Don’t Settle for A Historical Risk Premium
Joy Nicdao-Cuyugan is the Director of Utility Research and Analytics at the Illinois Commerce Commission’s Public Utilities Bureau. Half of her three decades at the ICC was in overseeing the Accounting, Finance, and Rates Departments as Director of the Financial Analysis Division. Joy has a Bachelor of Arts degree in Psychology and a Bachelor of Science degree in Business Management from De La Salle University. She earned her Master’s degree in Business Administration from the University of Illinois in Springfield.
Rochelle Phipps is the ICC’s Assistant Director of the Financial Analysis Division. She was previously a Senior Financial Analyst at the ICC’s Finance Department. Rochelle has a Bachelor’s degree in Finance from Illinois College. She earned her Master’s degree in Business Administration from the University of Illinois in Springfield.
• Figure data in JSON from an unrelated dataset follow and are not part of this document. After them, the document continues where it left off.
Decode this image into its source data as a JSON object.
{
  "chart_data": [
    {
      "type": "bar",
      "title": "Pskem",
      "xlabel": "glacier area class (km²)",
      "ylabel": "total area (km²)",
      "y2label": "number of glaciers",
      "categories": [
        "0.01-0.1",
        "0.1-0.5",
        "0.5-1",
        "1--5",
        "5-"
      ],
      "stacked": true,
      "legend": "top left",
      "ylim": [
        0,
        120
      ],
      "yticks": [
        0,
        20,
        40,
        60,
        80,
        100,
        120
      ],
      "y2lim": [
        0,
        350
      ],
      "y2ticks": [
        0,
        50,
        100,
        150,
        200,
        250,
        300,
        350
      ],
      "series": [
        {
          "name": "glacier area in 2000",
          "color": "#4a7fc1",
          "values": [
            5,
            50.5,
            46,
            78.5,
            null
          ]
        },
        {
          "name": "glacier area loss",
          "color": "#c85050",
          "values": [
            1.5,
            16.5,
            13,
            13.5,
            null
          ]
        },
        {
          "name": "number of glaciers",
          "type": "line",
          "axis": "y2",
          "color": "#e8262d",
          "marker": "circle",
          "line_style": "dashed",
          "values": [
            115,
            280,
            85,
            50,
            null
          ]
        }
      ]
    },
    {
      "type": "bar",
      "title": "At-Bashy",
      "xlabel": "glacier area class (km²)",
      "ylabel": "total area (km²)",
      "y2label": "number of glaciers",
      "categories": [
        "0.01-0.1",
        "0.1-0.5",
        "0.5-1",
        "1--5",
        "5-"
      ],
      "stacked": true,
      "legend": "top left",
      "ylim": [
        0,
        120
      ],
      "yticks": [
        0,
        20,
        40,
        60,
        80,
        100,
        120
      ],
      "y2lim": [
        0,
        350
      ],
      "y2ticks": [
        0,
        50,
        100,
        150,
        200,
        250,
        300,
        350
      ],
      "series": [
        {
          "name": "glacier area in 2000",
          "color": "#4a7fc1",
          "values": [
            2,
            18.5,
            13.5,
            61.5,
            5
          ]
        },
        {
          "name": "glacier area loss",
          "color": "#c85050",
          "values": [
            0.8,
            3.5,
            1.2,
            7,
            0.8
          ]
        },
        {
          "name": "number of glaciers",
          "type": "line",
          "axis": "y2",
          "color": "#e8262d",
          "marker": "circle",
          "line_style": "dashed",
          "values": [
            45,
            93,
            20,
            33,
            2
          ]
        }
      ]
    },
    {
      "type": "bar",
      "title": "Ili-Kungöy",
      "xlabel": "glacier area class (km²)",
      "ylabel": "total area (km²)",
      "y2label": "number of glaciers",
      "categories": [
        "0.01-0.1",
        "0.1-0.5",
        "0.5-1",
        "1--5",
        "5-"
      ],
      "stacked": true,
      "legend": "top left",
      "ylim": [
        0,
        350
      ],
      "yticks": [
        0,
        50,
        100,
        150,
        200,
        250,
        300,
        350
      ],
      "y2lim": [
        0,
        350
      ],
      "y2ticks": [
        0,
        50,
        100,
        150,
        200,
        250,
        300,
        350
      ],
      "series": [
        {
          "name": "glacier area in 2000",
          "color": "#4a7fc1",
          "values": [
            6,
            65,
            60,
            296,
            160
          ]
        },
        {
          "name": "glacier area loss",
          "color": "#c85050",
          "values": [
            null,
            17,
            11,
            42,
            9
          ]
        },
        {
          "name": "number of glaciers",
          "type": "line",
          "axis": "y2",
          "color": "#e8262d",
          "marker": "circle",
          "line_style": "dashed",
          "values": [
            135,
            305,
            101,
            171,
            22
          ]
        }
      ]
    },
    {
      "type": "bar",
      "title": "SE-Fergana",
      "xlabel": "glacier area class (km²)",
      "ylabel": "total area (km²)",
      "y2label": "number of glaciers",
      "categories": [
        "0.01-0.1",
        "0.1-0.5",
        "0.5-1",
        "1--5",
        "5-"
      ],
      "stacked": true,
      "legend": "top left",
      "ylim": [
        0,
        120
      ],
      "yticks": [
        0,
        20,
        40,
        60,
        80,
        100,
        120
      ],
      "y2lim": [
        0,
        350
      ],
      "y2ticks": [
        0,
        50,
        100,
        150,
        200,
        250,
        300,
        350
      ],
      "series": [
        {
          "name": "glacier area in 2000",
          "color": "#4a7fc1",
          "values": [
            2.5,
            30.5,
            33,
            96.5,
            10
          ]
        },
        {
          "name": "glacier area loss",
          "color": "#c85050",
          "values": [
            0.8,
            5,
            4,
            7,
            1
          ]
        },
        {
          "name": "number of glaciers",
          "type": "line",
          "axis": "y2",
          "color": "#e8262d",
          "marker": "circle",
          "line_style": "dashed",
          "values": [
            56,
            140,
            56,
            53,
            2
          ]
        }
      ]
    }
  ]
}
The Capital Asset Pricing Model (CAPM) is widely used to estimate the cost of equity component of a firm's cost of capital in public utility rate proceedings, corporate finance, and asset allocation. The CAPM posits that the required return of a company's stock is equal to the risk-free rate (often proxied by a U.S. Treasury security yield), plus the product of that company's beta (a measure of the company stock's volatility relative to the market) and the expected risk premium for the market (a diversified portfolio of all assets often proxied by the S&P 500 Index).
The expected return on the market above the risk-free rate of return is the market risk premium. An expected return is, by definition, forward looking. Yet, historical (realized) stock returns are often used to estimate the market risk premium even though it is unlikely to reflect return expectations of investors and can lead to inaccurate results.
This is a critical issue in public utility rate setting, where determination of a just and reasonable rate of return on the utility's used and useful property is often highly contested, as one basis point more in the authorized cost of capital can result in millions of dollars collected from customers.